Whitetail Adventure: Bowhunting "The Big Six"

The author pursues a wary, old 3x3 whitetail buck with a massive body.

Whitetail Adventure: Bowhunting "The Big Six"

In many ways, The Big Six reminded me a lot of myself. He was a loner, an older sway-backed whitetail buck that moved slowly and cautiously, on aching knees with a sore back. Growing up on the coast of California, I considered a big forked-horn “Pacific buck” muley a real trophy, and this whitetail’s oversized 3x3 rack took me back in time. He never traveled more than a half-mile from his bedding area, which was located in a brushy oak-studded creek bottom next door to a large alfalfa field. I wanted him.

In was late September 2021, and I was hunting with Ralph Dampman’s Trophy Ridge Outfitters (www.trophyridgeoutfitters.com,) out of Carlile, Wyoming, near the historic Devil’s Tower National Monument in the state’s northeast corner. I’ve hunted with Ralph off and on for decades and never been disappointed. The area is loaded with game, accommodations are comfy, the food plentiful, the guides excellent, and the chances for a successful hunt extremely high. 

My guide was Larry Compton, a retired career law enforcement officer and lifelong hunting fanatic. He was superb. When we decided to target The Big Six, the hunt became a game of cat and mouse. I’d been hunting different spots for a couple days, seeing lots of deer but no shooters, while Larry spent his time scouting. He saw The Big Six several times, often standing right near the main ranch road. Once I saw him, though, we shifted gears, and made a plan.

First was a morning blind set up in a little travel corridor inside the oaks. No dice. After that sit, as we were driving out about 0900, guess what?  There he was, standing under a pair of large oaks along the brushy creek bottom, all alone, not 20 yards off a dirt county road. Really? So that evening I hunkered down in a hay bale blind set up in a tiny finger of cut alfalfa a couple hundred yards from that spot. The Big Six didn’t show. When Larry picked me up after dark, he said the buck was right under the same twin oaks where we’d seen him that morning.

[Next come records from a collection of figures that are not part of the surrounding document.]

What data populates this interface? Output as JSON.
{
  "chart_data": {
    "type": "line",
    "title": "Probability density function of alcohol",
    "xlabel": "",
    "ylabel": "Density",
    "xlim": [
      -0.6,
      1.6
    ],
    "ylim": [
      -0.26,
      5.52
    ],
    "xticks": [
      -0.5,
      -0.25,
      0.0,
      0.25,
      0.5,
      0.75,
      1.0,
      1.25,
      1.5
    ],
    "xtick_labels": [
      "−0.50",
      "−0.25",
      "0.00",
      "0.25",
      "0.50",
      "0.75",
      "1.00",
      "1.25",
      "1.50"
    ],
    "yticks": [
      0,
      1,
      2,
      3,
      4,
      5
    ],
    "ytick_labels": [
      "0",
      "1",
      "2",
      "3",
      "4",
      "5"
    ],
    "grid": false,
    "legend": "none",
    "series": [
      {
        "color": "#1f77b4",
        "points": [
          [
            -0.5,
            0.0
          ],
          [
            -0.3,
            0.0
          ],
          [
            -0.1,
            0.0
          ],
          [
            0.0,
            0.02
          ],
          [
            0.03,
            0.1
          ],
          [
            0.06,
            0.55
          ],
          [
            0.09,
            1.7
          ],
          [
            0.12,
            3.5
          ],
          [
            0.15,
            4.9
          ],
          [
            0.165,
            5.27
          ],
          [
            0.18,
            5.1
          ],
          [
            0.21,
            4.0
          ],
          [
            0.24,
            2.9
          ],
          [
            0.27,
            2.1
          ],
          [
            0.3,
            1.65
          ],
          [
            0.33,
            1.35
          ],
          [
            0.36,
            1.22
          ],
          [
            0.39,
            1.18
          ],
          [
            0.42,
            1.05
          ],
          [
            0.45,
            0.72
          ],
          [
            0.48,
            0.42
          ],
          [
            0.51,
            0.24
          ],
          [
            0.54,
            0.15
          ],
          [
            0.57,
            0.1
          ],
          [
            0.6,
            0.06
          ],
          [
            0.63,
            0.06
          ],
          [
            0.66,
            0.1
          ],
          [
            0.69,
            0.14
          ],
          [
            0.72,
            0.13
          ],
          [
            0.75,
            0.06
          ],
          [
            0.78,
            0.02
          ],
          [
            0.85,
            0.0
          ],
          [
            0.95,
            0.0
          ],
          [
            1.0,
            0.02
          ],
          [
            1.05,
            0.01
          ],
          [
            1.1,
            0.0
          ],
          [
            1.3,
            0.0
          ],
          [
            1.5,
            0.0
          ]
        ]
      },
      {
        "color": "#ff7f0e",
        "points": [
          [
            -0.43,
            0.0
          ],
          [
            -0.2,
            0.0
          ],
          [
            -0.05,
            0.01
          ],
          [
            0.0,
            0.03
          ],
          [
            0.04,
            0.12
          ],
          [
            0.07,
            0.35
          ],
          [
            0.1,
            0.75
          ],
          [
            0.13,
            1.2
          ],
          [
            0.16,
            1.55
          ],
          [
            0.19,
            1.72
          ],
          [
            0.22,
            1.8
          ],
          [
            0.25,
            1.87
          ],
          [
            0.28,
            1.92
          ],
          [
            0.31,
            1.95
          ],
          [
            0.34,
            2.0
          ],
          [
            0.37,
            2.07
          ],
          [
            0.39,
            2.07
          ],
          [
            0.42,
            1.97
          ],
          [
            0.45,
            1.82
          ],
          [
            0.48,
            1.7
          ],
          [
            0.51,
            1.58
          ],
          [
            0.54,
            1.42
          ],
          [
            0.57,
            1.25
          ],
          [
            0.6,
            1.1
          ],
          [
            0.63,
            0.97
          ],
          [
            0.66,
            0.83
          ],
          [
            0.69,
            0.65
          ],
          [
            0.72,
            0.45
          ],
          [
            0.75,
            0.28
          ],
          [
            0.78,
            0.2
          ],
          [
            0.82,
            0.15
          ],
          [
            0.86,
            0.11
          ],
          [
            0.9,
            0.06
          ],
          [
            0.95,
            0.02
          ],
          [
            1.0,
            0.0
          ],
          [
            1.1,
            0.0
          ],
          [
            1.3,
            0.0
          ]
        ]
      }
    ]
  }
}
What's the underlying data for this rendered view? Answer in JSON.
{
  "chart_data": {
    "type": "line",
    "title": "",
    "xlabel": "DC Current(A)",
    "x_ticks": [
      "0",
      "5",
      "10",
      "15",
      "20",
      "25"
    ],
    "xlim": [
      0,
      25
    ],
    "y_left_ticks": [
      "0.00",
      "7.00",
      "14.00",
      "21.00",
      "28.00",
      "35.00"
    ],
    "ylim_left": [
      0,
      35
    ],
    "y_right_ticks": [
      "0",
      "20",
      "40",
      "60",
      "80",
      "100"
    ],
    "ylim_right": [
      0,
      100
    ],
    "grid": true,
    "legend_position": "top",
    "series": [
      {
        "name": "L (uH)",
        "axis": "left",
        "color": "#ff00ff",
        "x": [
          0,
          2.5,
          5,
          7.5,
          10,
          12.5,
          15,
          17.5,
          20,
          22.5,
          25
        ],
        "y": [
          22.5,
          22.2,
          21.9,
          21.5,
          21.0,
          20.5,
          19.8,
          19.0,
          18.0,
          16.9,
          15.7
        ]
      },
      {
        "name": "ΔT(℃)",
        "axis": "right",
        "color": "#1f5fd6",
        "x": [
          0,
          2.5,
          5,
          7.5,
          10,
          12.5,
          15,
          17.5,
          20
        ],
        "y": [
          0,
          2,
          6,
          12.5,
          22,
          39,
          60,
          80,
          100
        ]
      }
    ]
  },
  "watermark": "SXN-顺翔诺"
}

We decided the best plan was to forgo a morning blind hunt, and do some mobile scouting. We would park Larry’s truck an hour before first light right where it had been when he had seen the buck, and patiently see what developed. If it all worked out, we’d locate the buck and, if we could, make a stalk. If not, we’d try and put the puzzle together and plan an ambush.

Two hours after first light we hadn’t seen much, so we went for a cruise. And guess what? There was The Big Six, all alone, under the twin oaks. So we slowly drove by, parked up high 600 yards away where we could glass. About 10:00 a.m. or so, the buck ambled across the road, around a fence that bordered the ranch alfalfa field and past a pile of dozens of huge alfalfa bales, before disappearing in the head-high grass. There was no doubt we’d found his bedroom.

  

Risk vs. Reward

What to do? Maybe I could build a brush blind along the route he’d taken to bed, and hope to waylay him that evening. The problem? We didn’t know exactly how close he’d bedded to the two-story-tall hay bale pile, making that super risky. So I came up with an idea. Why not set a blind within range of those twin oaks that Larry had seen him at all week? We’d get set up by noon, let it rest that evening, and be there well before first light the next morning.

Larry had a pop-up blind in the truck, so we brushed it in across the creek channel up against a cut bank exactly 42 yards from the twin oaks. We’d be in deep morning shadows, and the prevailing wind would be good. That afternoon back at the lodge I set up a ground blind chair and shot a bunch of arrows at a 3-D buck target to get ready. I was in the blind an hour before first light the next morning.

At 0615 it was still quite dark when a some does started feeding under the twin oaks trees. None showed any interest in our blind. Thinking we still had lots of time, I saw a deer through some thick trees near the road. My goodness, it’s The Big Six, and he’s coming! He walked slowly, and stopped for minutes, sensing. But instead of turning left to the twin oaks, he turned right and nibbled leaves in a thick patch of young trees for 15 minutes. Even though he was less than 50 yards, there was no shot through the branches. Then, after a few agonizing minutes, he headed for the twin oaks.

He was 40 yards, as we’d anticipated. The 100-grain SEVR Max Cut crashed through his right scapula, and as he ran off, the shaft was kicked back out. I radioed Larry, and when he arrived we found the shaft, broken off right at the ferrule, but the blood showed deep penetration. We waited an hour before taking up the trail. Thankfully the buck didn’t make it 150 yards.

The Big Six was a true trophy buck, weighing more than 250 pounds on the hoof, with lots of age and in prime condition. It was a hunt I will never, ever forget.